Finding How Much Security Breaches Hurt Your Bottom Line

How much would a data security breach cost your company? The answer is difficult to predict, and almost as difficult to determine after the fact because of the soft-number impact arising from damage to reputation, stock value and product sales. And the problem of data loss is on the rise, hitting high-profile corporations with alarming frequency and making headlines on a regular basis. Major U.S. defense contractor Lockheed Martin is just the latest big name in a string of malicious cyberattacks. Their breach is rumored to be linked to their use of RSA’s SecurID, a two-part authentication system provider that was infiltrated in March 2011.

Lockheed Martin is a salient example of the increasing overlaps between firms and the inherent risks involved with such close technological relationships. When one company employs technologies owned by others (often many) just to perform daily operations, security risks appear in countless areas, and are impossible to control outside the boundaries of each firm’s distinct system. Despite this built-in risk, it is the case with virtually every business today. In fact, because of the use of de rigueur innovations like externally controlled record management systems, and the current advent of cloud computing on the horizon, the lines between one firm’s system and another are getting fuzzier. One company’s security problem easily becomes another’s in short order, so adopting strong security measures in-house is becoming more crucial all the time. But many companies are lagging in integrating effective security structures into their systems and practices, or even to finding up-to-date information about them, so there is no end in sight to the recent rash of attacks on data security.

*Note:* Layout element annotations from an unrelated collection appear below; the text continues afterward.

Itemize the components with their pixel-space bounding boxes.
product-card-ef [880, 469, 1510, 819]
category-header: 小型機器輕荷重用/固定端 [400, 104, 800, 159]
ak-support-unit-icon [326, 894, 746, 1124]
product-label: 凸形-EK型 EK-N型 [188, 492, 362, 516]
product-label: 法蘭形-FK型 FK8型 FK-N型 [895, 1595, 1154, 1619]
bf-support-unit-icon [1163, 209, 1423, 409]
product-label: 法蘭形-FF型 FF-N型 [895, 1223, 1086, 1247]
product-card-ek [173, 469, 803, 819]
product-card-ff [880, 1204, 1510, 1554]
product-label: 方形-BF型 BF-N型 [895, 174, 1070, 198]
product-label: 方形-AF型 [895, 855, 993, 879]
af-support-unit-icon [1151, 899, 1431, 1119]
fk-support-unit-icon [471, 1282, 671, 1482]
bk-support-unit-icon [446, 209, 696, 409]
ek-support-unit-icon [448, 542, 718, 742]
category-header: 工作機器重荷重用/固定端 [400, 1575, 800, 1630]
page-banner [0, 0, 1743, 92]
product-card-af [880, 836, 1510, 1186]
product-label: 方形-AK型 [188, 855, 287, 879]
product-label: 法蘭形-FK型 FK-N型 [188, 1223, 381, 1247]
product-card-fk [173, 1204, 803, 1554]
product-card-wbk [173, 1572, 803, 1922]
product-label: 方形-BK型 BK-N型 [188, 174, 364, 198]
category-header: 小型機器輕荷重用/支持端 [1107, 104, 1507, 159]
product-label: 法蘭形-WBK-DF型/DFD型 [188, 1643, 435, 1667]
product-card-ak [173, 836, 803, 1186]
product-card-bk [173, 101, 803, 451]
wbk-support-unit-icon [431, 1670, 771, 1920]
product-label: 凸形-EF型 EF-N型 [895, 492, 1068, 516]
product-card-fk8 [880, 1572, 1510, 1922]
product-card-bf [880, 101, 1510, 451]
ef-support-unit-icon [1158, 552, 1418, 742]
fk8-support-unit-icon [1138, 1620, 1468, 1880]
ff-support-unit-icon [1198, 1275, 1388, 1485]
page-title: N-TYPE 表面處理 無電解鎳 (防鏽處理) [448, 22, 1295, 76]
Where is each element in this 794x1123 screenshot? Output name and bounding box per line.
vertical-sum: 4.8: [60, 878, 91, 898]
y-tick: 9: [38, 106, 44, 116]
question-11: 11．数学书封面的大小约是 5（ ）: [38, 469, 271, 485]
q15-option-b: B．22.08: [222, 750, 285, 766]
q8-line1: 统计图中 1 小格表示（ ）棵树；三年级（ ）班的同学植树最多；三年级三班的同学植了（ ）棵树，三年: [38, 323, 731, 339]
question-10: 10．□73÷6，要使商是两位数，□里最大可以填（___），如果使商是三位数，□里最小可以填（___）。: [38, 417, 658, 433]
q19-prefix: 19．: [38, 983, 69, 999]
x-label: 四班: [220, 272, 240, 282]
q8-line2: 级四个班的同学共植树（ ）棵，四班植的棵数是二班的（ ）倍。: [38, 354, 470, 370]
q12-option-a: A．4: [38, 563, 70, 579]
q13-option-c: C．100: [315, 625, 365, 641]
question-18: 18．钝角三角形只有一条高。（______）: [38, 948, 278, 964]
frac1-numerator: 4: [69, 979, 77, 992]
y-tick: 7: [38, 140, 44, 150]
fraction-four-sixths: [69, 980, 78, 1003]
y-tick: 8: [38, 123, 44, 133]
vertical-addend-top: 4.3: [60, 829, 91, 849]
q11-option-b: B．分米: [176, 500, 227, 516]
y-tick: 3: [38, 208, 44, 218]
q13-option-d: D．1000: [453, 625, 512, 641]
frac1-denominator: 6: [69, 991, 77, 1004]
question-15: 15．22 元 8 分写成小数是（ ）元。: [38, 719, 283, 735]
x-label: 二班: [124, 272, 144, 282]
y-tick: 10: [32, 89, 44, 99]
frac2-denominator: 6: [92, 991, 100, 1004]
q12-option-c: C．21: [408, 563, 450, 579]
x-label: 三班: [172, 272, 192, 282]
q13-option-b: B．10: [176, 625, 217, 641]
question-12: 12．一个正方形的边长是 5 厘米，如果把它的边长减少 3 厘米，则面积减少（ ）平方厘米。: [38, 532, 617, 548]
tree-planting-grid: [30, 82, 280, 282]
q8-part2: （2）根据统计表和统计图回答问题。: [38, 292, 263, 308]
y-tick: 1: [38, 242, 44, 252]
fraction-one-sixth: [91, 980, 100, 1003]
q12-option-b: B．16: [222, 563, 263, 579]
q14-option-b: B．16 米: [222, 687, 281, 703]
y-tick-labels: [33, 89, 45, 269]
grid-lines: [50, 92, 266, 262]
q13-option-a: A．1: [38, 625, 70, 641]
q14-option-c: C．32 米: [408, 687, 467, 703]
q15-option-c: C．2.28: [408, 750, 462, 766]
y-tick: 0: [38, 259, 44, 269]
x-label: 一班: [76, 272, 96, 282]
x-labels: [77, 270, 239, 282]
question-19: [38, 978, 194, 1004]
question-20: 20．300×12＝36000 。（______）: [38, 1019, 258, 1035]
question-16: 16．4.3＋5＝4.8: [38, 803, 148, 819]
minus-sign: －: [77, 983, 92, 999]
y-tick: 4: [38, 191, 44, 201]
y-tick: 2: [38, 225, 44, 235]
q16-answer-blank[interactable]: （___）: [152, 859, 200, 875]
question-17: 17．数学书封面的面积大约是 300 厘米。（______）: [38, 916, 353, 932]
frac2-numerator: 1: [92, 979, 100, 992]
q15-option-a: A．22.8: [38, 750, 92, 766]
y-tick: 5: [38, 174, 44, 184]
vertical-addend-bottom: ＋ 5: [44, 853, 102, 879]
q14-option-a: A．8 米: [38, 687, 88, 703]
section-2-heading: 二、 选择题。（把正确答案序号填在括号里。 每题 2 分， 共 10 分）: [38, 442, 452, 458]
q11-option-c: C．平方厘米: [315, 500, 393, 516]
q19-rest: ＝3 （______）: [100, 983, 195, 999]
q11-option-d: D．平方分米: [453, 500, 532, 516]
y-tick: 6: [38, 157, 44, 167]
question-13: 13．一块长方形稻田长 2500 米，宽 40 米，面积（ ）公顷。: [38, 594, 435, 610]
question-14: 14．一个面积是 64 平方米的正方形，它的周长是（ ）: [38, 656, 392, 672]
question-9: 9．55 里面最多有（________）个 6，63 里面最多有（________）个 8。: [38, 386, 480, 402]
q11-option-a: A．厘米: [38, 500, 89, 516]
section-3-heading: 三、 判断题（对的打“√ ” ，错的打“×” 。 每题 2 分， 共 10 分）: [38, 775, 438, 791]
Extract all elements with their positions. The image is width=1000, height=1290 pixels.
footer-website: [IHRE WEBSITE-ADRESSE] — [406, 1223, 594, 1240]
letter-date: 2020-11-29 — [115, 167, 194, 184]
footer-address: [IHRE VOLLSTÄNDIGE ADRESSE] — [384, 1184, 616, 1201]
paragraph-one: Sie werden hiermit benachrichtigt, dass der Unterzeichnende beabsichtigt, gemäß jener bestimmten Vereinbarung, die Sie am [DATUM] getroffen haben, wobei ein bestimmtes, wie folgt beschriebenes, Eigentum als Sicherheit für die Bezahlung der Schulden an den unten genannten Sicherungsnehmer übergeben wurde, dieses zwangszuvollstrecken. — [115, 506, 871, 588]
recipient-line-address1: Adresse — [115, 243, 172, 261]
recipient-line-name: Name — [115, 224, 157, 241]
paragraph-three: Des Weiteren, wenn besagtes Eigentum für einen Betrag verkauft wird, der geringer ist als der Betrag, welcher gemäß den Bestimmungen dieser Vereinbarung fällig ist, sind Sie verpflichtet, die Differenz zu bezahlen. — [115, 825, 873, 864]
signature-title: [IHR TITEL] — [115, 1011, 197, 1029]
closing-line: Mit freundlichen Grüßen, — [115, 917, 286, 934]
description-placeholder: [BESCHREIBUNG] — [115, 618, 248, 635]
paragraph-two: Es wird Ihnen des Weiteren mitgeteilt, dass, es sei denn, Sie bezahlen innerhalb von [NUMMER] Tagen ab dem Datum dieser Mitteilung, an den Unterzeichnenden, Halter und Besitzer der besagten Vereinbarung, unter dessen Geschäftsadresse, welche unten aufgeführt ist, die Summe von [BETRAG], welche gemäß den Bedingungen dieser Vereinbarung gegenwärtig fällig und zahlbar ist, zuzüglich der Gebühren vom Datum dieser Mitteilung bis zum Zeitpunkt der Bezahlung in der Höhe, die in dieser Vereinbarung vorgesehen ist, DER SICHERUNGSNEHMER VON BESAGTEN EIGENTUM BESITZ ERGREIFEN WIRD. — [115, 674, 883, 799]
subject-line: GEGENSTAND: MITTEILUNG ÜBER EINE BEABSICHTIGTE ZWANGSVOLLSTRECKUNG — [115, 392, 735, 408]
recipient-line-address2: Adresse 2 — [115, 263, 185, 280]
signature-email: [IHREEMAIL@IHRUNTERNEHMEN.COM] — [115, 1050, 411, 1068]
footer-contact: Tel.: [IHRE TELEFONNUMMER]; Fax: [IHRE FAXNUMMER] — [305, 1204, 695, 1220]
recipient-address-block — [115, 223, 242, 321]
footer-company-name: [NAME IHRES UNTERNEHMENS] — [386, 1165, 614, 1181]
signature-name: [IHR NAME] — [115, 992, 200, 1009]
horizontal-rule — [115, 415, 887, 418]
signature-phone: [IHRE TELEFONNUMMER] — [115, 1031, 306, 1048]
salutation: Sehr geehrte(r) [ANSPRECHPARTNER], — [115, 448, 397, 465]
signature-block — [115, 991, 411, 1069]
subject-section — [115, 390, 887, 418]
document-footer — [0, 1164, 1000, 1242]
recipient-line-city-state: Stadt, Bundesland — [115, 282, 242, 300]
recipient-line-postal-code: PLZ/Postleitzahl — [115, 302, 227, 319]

Yet, the results are serious and the costs very steep. Detection, investigation, containment, and the many aspects of recovery and changes in operation after the attack all add up to a heavy expense burden for each victim organization. Add to that the effects on public relations and stock market value, and the long-range cost of a data security breach is virtually impossible to determine, even in approximate dollar amounts.

No one can budget for a breach. But being able to make a useful estimate may make or break a corporation’s future. A recent Forrester survey found that 25% of respondents did not know the cost of data security breaches, or did not know how to calculate it. According to Forrester Senior Analyst Khalid Kark, however, most firms would be forced to absorb a variety of costs, some high enough to put them out of business. So even if the precise dollar amount cannot be planned for, a critical element of business planning involves determining an approximate cost of data loss.

As a starting point, consider the costliest kind of attacks. Numbers taken from the Ponemon Institute show that the attacks carrying the highest price tag come from malicious insiders, malicious code and web-based attacks. These also comprise 90 percent of all cybercrime in a given year. Consider also the different areas of work involved on the victim’s side of a cybercrime. Legal fees, call center costs, marketing and PR, notification costs and discounted product offers, lost employee productivity and contractor pay all comprise expenses a company can expect to incur in the case of a single data breach. Some of these risks and their attendant costs can be avoided through end-of-life plans including hard drive shredding. Companies such as RenovoData Services in Eden Prairie, Minn., provide this service for a fee. It may be an additional expense, but the costs of keeping intact drives for malicious insiders to find and exploit is far higher.

Is there a way to calculate an estimated cost?

A helpful estimate can be determined with the right tools. In 2007, Darwin Professional Underwriters, Inc. created the Tech//404© Data Loss Cost Calculator to determine the approximate total expense associated with most data breaches. Its proprietary algorithm calculates potential costs across three categories: internal investigation, customer notification/crisis management and regulatory/compliance expenses. Through inputting the number of records lost, a business can get instant estimated numbers appropriate to the scope of an actual breach or a hypothetical one. It will not include soft-number costs related to potential lawsuits or those arising from changes in reputation or stock price.

What it will do for your business is offer a way to arrange your thinking about the realistic cost of data security breach and offer a worst-case scenario in terms of dollar amount. What it cannot do is offer protection against future cyberattacks. In this increasingly technological world, the best protection is vigilance in security, sound system integration and self-education about the best, most current security methods. In other words, human vigilance and ingenuity.